La Chine a toujours été le principal fournisseur de poils d'animaux pour pinceaux, et les fabricants insulaires s'y rendent souvent pour s'approvisionner. Lorsque le commerce entre Taiwan et la Chine était interdit, un tael (env. 37,5 g) de poils de belette revenait à environ 8 000 dollars taiwanais. Les prix sont aujourd'hui très instables, mais dépassent rarement 20 000 dollars le kilo. En général, plus les poils sont longs, plus ils sont chers, et la partie du corps de l'animal dont ils proviennent a aussi son importance.

La fabrication des pinceaux se divise en 48 étapes. Les poils doivent d'abord être lavés, triés et parfois défrisés. Après plusieurs alignements, ils sont coupés à la longueur désirée puis liés en petites mèches. Il s'agit du « cœur » du pinceau, qui sera ensuite enveloppé d'une couronne de poils plus longs afin de former la pointe. Sa taille et sa qualité déterminent la souplesse de l'objet fini. « Il n'y a pas de standard en matière d'épaisseur ou de longueur, dit Lin Jin-fu. Chaque artisan utilise sa propre méthode. »

Lorsque la tête est formée, elle est fixée sur le manche qui peut être confectionné dans toutes sortes de matériaux, depuis l'ivoire jusqu'à la corne de buffle, en passant par le jade ou encore le plastique aujourd'hui. C'est toutefois le bambou qui est le plus souvent utilisé, car il est résistant, agréable au toucher et peu coûteux. L'espèce la plus fréquemment employée est le bambou flèche (Pseudosasa japonica). La tige est coupée en sections puis bouillie dans une solution décapante, un procédé qui permet d'obtenir une surface bien lisse. Elle est également décolorée ou teinte pour lui donner la couleur désirée. Comme la tige du bambou est toujours légèrement courbée, une fois le traitement et le séchage terminés, les sections sont redressées si nécessaire. « Deux choses ont une importance décisive : la qualité des matériaux et les compétences de l'artisan », dit Lin Chin-fu.
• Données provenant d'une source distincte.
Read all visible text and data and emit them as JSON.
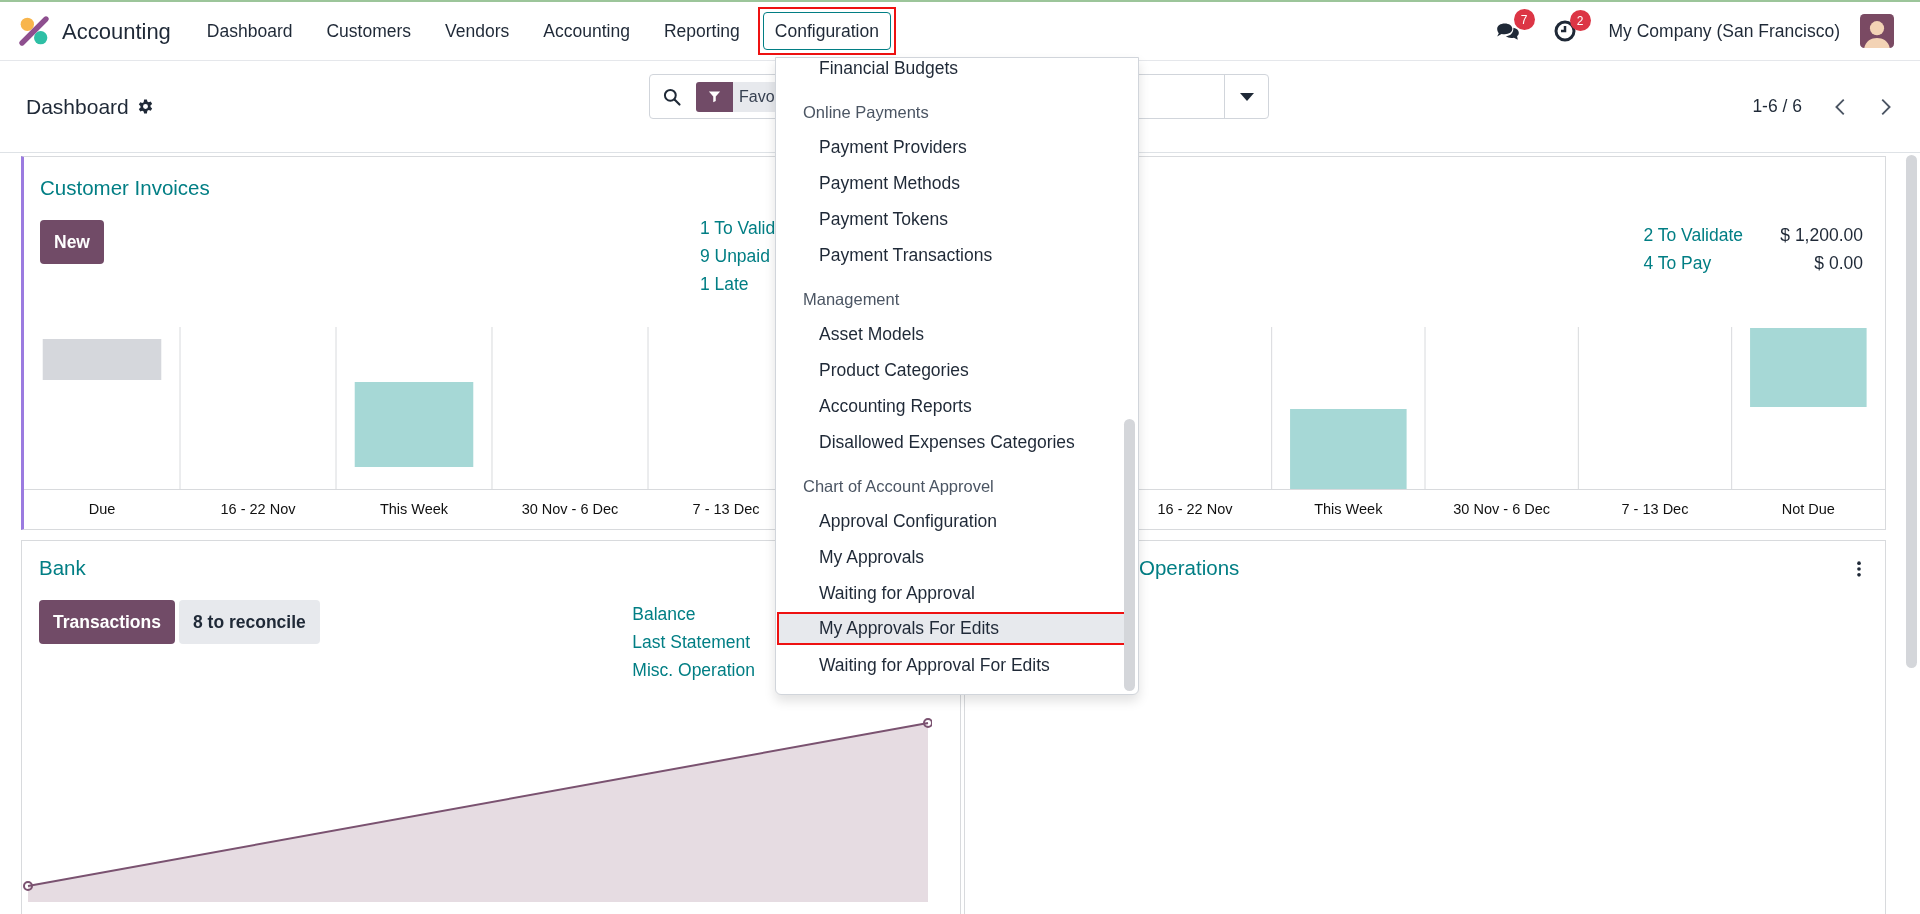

Si les prix varient, de 30 dollars taiwanais pièce à des sommes astronomiques, ce n'est pas vraiment en fonction des poils utilisés mais surtout du manche. En général, ceux dont le manche est en bambou sont commercialisés aux alentours de 1 000 dollars et satisfont la plupart des utilisateurs.

Avery Lin [林昌隆], membre de la quatrième génération, qui a repris l'affaire familiale, insiste sur les « quatre vertus » du pinceau. Dans la calligraphie chinoise, dit-il, chaque caractère commence et se termine sur la pointe du pinceau. Le « ressort » de la tête, sa capacité à reprendre sa forme -, est donc essentiel. Avec un pinceau de qualité, la pointe s'effile facilement, les poils ont tous la même longueur, le cœur étant dense et dur. Et bien sûr, il faut aussi compter avec le talent du calligraphe et le style dans lequel il compose.


Plus qu'un outil

Longueur et qualité des poils, matériau du manche, maîtrise de l'artisan qui l'a fabriqué... : autant de variables qui font de chaque pinceau un objet presque unique.

Déclin

Si les techniques de fabrication n'ont pas évolué avec les années, le marché a en revanche beaucoup changé. Lin Jen-kuei se souvient qu'à l'époque de son enfance, les pinceaux étaient des objets de première nécessité, et que ceux qui voulaient la qualité, qu'il s'agisse de hauts fonctionnaires circulant en limousine noire ou de pauvres enseignants à bicyclette, venaient se servir chez Lam Sam Yick.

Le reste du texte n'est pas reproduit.